Cordilleran Section - 112th Annual Meeting - 2016

Paper No. 28-2
Presentation Time: 1:55 PM

INFLUENCE OF THE PENINSULAR RANGES BATHOLITH ON THE SOUTHERN SAN ANDREAS FAULT SYSTEM, CALIFORNIA


LANGENHEIM, V.E.1, JACHENS, R.C.1, FUIS, G.S.1 and BARAK, S.2, (1)U.S. Geological Survey, 345 Middlefield Road, Menlo Park, CA 94025, (2)Department of Geophysics, Stanford University, Stanford, CA 94305, zulanger@usgs.gov

We speculate that structure underpinning the Peninsular Ranges batholith (PRB) has influenced the evolution of various strands of the southern San Andreas Fault (SAF) system, including the location and development of the San Jacinto Fault, the complexity of the Elsinore Fault, and the dip of the southern SAF. Geologic, geochemical, and geophysical data indicate that the PRB intruded across a suture that juxtaposes mafic, oceanic-arc crust to the west against more felsic crust of continental affinity to the east. Aeromagnetic data indicate that the suture extends nearly 1400 km south-southeast of the San Jacinto fault (near Hemet) to the tip of Baja California. Seismic-velocity, gravity, and magnetic data indicate that the suture dips moderately to the east through the entire crust. A change in the strike of the suture in the middle of the San Jacinto Fault and the absence of a correlative feature across the fault suggests that the suture may have guided the location of the northern part of the fault as it initiated about 1.5 Ma to bypass a structural knot within the SAF in San Gorgonio Pass. The bifurcation of the Elsinore Fault south of Temecula may also be related to the suture.
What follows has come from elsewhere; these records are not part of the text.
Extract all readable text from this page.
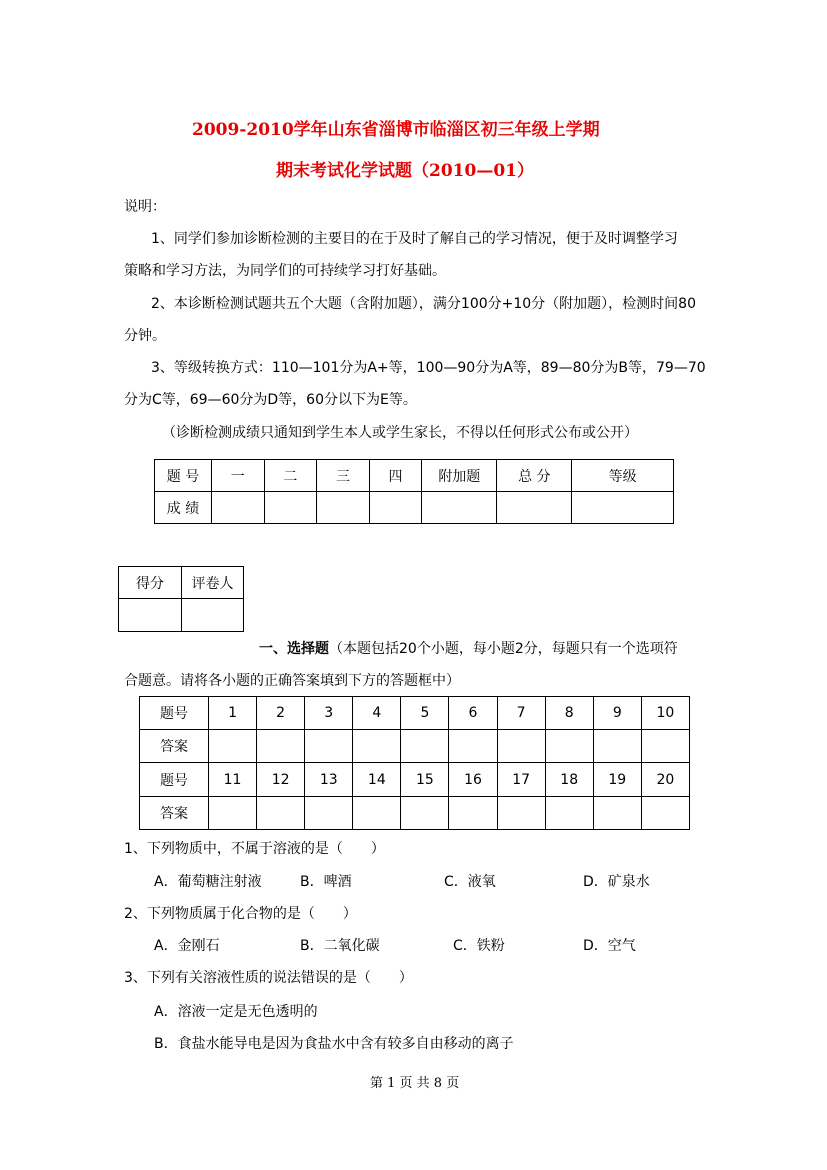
2009-2010学年山东省淄博市临淄区初三年级上学期
期末考试化学试题（2010—01）
说明：
1、同学们参加诊断检测的主要目的在于及时了解自己的学习情况，便于及时调整学习
策略和学习方法，为同学们的可持续学习打好基础。
2、本诊断检测试题共五个大题（含附加题），满分100分+10分（附加题），检测时间80
分钟。
3、等级转换方式：110—101分为A+等，100—90分为A等，89—80分为B等，79—70
分为C等，69—60分为D等，60分以下为E等。
（诊断检测成绩只通知到学生本人或学生家长，不得以任何形式公布或公开）
题 号	一	二	三	四	附加题	总 分	等级
成 绩							
得分	评卷人

一、选择题（本题包括20个小题，每小题2分，每题只有一个选项符
合题意。请将各小题的正确答案填到下方的答题框中）
题号	1	2	3	4	5	6	7	8	9	10
答案										
题号	11	12	13	14	15	16	17	18	19	20
答案										
1、下列物质中，不属于溶液的是（　　）
A．葡萄糖注射液	B．啤酒	C．液氧	D．矿泉水
2、下列物质属于化合物的是（　　）
A．金刚石	B．二氧化碳	C．铁粉	D．空气
3、下列有关溶液性质的说法错误的是（　　）
A．溶液一定是无色透明的
B．食盐水能导电是因为食盐水中含有较多自由移动的离子
第 1 页 共 8 页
Seismicity, InSAR, and 3-D mechanical modeling indicate that the southern SAF in Coachella Valley dips to the NE; seismic-reflection and aeromagnetic data also indicate a northeast dip, suggesting that the currently active strand and the strand responsible for cumulative displacement are the same. This implies that either the southern SAF has always dipped to the NE or, alternatively, the fault has been rotated into its current dipping geometry during its history of displacement. A NE dip over the lifetime of the fault may not be plausible given the absence of basins northeast of the fault. Basins would be predicted NE of the fault given the transtensional regime represented by the West Salton Detachment Fault before about 1.2 Ma. The fault dip may have been influenced by the NE edge of the mafic part of the PRB basement as it has been translated northwest. High shear-wave velocities attributed to western PRB basement are present 30 km north of the surface trace of the SAF in the lower crust beneath the San Bernardino Mountains, suggesting that the PRB may be partly responsible for rotating an original vertical SAF towards a moderate to steep NE dip.